Apolipoprotein in the context of VLDL

Apolipoprotein E (Apo-E) is a protein involved in the metabolism of fats in the body of mammals. A subtype is implicated in Alzheimer's disease and cardiovascular diseases. It is encoded in humans by the gene APOE.

Apo-E belongs to a family of fat-binding proteins called apolipoproteins. In the circulation, it is present as part of several classes of lipoprotein particles, including chylomicron remnants, VLDL, IDL, and some HDL. Apo-E interacts significantly with the low-density lipoprotein receptor (LDLR), which is essential for the normal processing (catabolism) of triglyceride-rich lipoproteins. In peripheral tissues, Apo-E is primarily produced by the liver and macrophages, and mediates cholesterol metabolism. In the central nervous system, Apo-E is mainly produced by astrocytes and transports cholesterol to neurons via Apo-E receptors, which are members of the low density lipoprotein receptor gene family. Apo-E is the principal cholesterol carrier in the brain. Apo-E qualifies as a checkpoint inhibitor of the classical complement pathway by complex formation with activated C1q.

A lipoprotein is a biochemical assembly whose primary function is to transport hydrophobic lipid (also known as fat) molecules in water, as in blood plasma or other extracellular fluids. They consist of a triglyceride and cholesterol center, surrounded by a phospholipid outer shell, with the hydrophilic portions oriented outward toward the surrounding water and lipophilic portions oriented inward toward the lipid center. A special kind of protein, called apolipoprotein, is embedded in the outer shell, both stabilising the complex and giving it a functional identity that determines its role.

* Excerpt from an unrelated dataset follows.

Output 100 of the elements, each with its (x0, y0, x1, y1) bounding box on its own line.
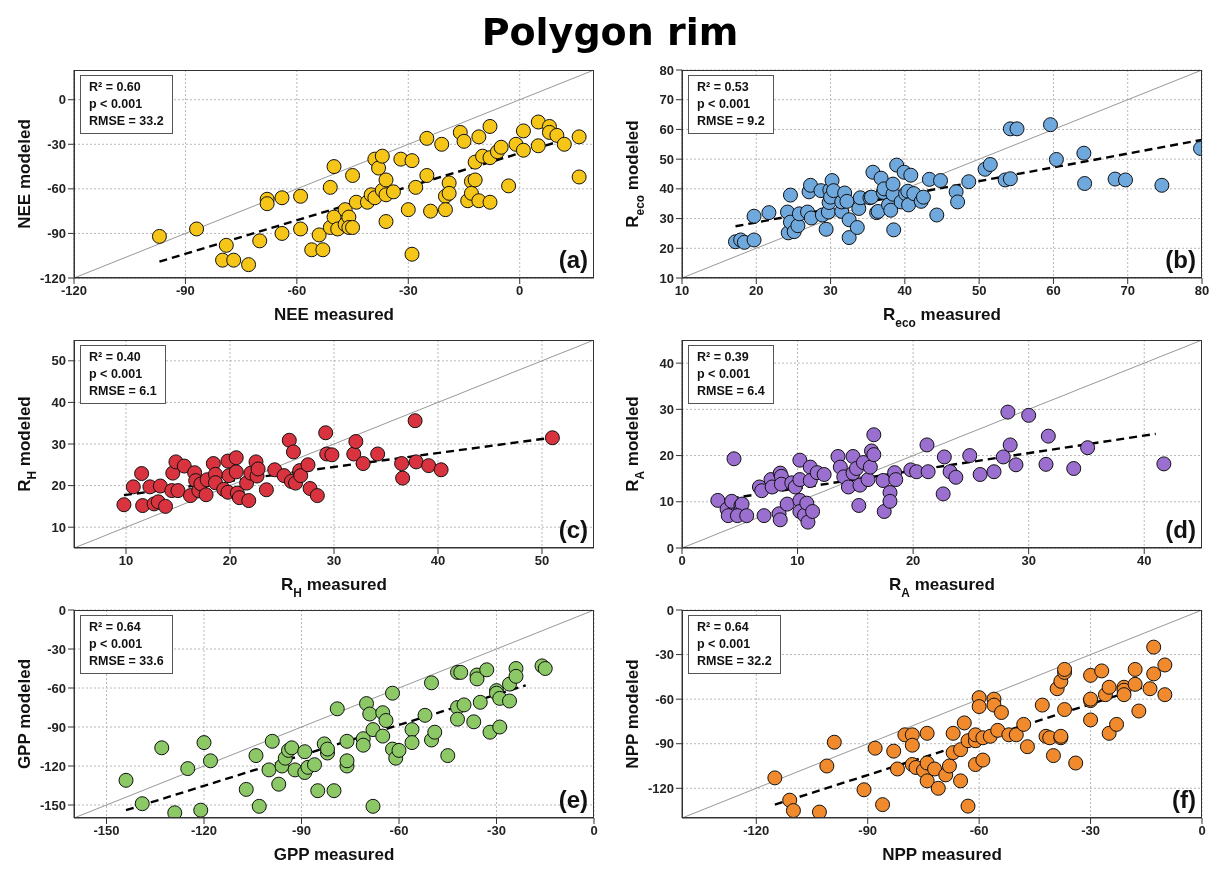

Plasma lipoprotein particles are commonly divided into five main classes, based on size, lipid composition, and apolipoprotein content. They are, in increasing size order: HDL, LDL, IDL, VLDL and chylomicrons. Subgroups of these plasma particles are primary drivers or modulators of atherosclerosis.

The low-density lipoprotein receptor (LDL-R) is a mosaic protein of 839 amino acids (after removal of 21-amino acid signal peptide) that mediates the endocytosis of cholesterol-rich low-density lipoprotein (LDL). It is a cell-surface receptor that recognizes apolipoprotein B100 (ApoB100), which is embedded in the outer phospholipid layer of very low-density lipoprotein (VLDL), their remnants—i.e. intermediate-density lipoprotein (IDL), and LDL particles. The receptor also recognizes apolipoprotein E (ApoE) which is found in chylomicron remnants and IDL. In humans, the LDL receptor protein is encoded by the LDLR gene on chromosome 19. It belongs to the low density lipoprotein receptor gene family. It is most significantly expressed in bronchial epithelial cells and adrenal gland and cortex tissue.

Michael S. Brown and Joseph L. Goldstein were awarded the 1985 Nobel Prize in Physiology or Medicine for their identification of LDL-R and its relation to cholesterol metabolism and familial hypercholesterolemia. Disruption of LDL-R can lead to higher LDL-cholesterol as well as increasing the risk of related diseases. Individuals with disruptive mutations (defined as nonsense, splice site, or indel frameshift) in LDLR have an average LDL-cholesterol of 279 mg/dL, compared with 135 mg/dL for individuals with neither disruptive nor deleterious mutations. Disruptive mutations were 13 times more common in individuals with early-onset myocardial infarction or coronary artery disease than in individuals without either disease.

Hyperlipidemia is abnormally high levels of any or all lipids (e.g. fats, triglycerides, cholesterol, phospholipids) or lipoproteins in the blood. The term hyperlipidemia refers to the laboratory finding itself and is also used as an umbrella term covering any of various acquired or genetic disorders that result in that finding. Hyperlipidemia represents a subset of dyslipidemia and a superset of hypercholesterolemia. Hyperlipidemia is usually chronic and requires ongoing medication to control blood lipid levels.

Lipids (water-insoluble molecules) are transported in a protein capsule. The size of that capsule, or lipoprotein, determines its density. The lipoprotein density and type of apolipoproteins it contains determines the fate of the particle and its influence on metabolism.